The Syrian Bride (2004 - NR, but I'd say PG) - A family drama and a political one. Thankfully the political didn't drown out the family. This is the story of a Druze family on the Israeli side of the Israeli-Syrian border whose daughter is marrying a young man on the Syrian side. Due to complicated politics, once she crosses the border to marry her new husband, she will never be able to return home to her family, so the marriage is very bittersweet. Funny, sad, educational.
Serenity (but only if you've watched the Firefly TV series) - :) If you watch Firefly, you get it...if not no amount of explanation can adequately describe. If you haven't watched Firefly - DO! It is still on Netflix streaming, I believe.
A Summer in Genoa (2008 - R) - Colin Firth stars in this movie about a newly widowed man and his two daughters who travel to Genoa for a summer. The father has been asked to come work in the university. While there they begin to heal after their mother's sudden death in a car crash. A slow movie, so if that isn't something you can tolerate, this might not be the movie for you.
The Way Back (2010 - PG-13) - a group of WWII Siberian labor camp escapees attempt to reach freedom. They travel through Siberia, Gobi Desert, and the Himalayas on foot. Fantastic scenery. Rated PG-13, but we would have no qualms about letting our 12 and 15 year old watch this. One bit of raunchiness (men in the labor camp drawing nude pictures of women) at the very beginning and a very little bit of language, but other than that a very clean movie.
The Lion in Winter (2003 - Not Rated, made for TV, but definitely PG-13 for some brief nudity and one scene with frank sexual language) - Glen Close, Patrick Stewart - remake of 1968 movie which was based on the 1966 Broadway play) - A fictional story based on King Henry II and Eleanor of Aquitaine. Set during a fictional Christmas Court during which King Henry is trying to determine who will succeed him. Fantastic acting, as you'd expect from the stars.
Housewife, 49 (2006 - Not Rated, made for TV - PG just due to the subject matter) - a British movie set in WW2 England. Follows a housewife from the start of the war to the end. She begins working in a women's auxiliary (to support the war effort) which, over time, gives her confidence in herself. True story based on a diary kept by the main character.
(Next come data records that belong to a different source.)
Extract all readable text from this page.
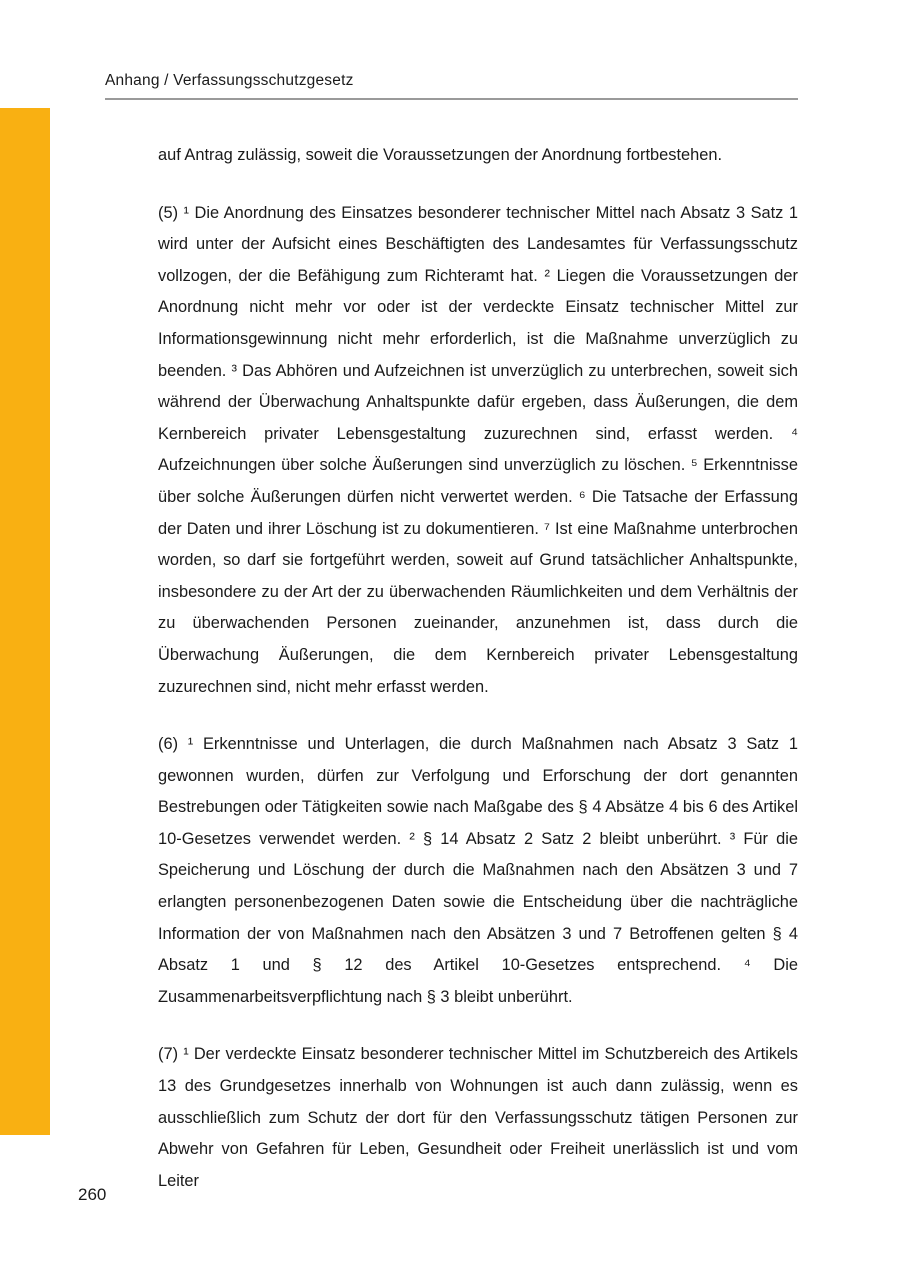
Anhang / Verfassungsschutzgesetz

auf Antrag zulässig, soweit die Voraussetzungen der Anordnung fortbestehen.

(5) ¹ Die Anordnung des Einsatzes besonderer technischer Mittel nach Absatz 3 Satz 1 wird unter der Aufsicht eines Beschäftigten des Landesamtes für Verfassungsschutz vollzogen, der die Befähigung zum Richteramt hat. ² Liegen die Voraussetzungen der Anordnung nicht mehr vor oder ist der verdeckte Einsatz technischer Mittel zur Informationsgewinnung nicht mehr erforderlich, ist die Maßnahme unverzüglich zu beenden. ³ Das Abhören und Aufzeichnen ist unverzüglich zu unterbrechen, soweit sich während der Überwachung Anhaltspunkte dafür ergeben, dass Äußerungen, die dem Kernbereich privater Lebensgestaltung zuzurechnen sind, erfasst werden. ⁴ Aufzeichnungen über solche Äußerungen sind unverzüglich zu löschen. ⁵ Erkenntnisse über solche Äußerungen dürfen nicht verwertet werden. ⁶ Die Tatsache der Erfassung der Daten und ihrer Löschung ist zu dokumentieren. ⁷ Ist eine Maßnahme unterbrochen worden, so darf sie fortgeführt werden, soweit auf Grund tatsächlicher Anhaltspunkte, insbesondere zu der Art der zu überwachenden Räumlichkeiten und dem Verhältnis der zu überwachenden Personen zueinander, anzunehmen ist, dass durch die Überwachung Äußerungen, die dem Kernbereich privater Lebensgestaltung zuzurechnen sind, nicht mehr erfasst werden.

(6) ¹ Erkenntnisse und Unterlagen, die durch Maßnahmen nach Absatz 3 Satz 1 gewonnen wurden, dürfen zur Verfolgung und Erforschung der dort genannten Bestrebungen oder Tätigkeiten sowie nach Maßgabe des § 4 Absätze 4 bis 6 des Artikel 10-Gesetzes verwendet werden. ² § 14 Absatz 2 Satz 2 bleibt unberührt. ³ Für die Speicherung und Löschung der durch die Maßnahmen nach den Absätzen 3 und 7 erlangten personenbezogenen Daten sowie die Entscheidung über die nachträgliche Information der von Maßnahmen nach den Absätzen 3 und 7 Betroffenen gelten § 4 Absatz 1 und § 12 des Artikel 10-Gesetzes entsprechend. ⁴ Die Zusammenarbeitsverpflichtung nach § 3 bleibt unberührt.

(7) ¹ Der verdeckte Einsatz besonderer technischer Mittel im Schutzbereich des Artikels 13 des Grundgesetzes innerhalb von Wohnungen ist auch dann zulässig, wenn es ausschließlich zum Schutz der dort für den Verfassungsschutz tätigen Personen zur Abwehr von Gefahren für Leben, Gesundheit oder Freiheit unerlässlich ist und vom Leiter

260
That Thing You Do (1996- PG) - Tom Hanks wrote, directed, and starred in this sweet movie about a group of young musicians who make it to the "big time" in the 1960's. Great family movie! Barely rated PG, in my opinion. Erik and I had seen this before, but watched it again with our kids who loved it, too.
And the worst movies I've seen in 2011: Frozen (I wasn't surprised this was bad because it didn't have good Netflix ratings, but thought it might at least be exciting. Sadly, it wasn't even exciting... it was just stupidly BAD), followed closely by Greenberg (highly rated by the critics), which I thought had NO redeeming qualities.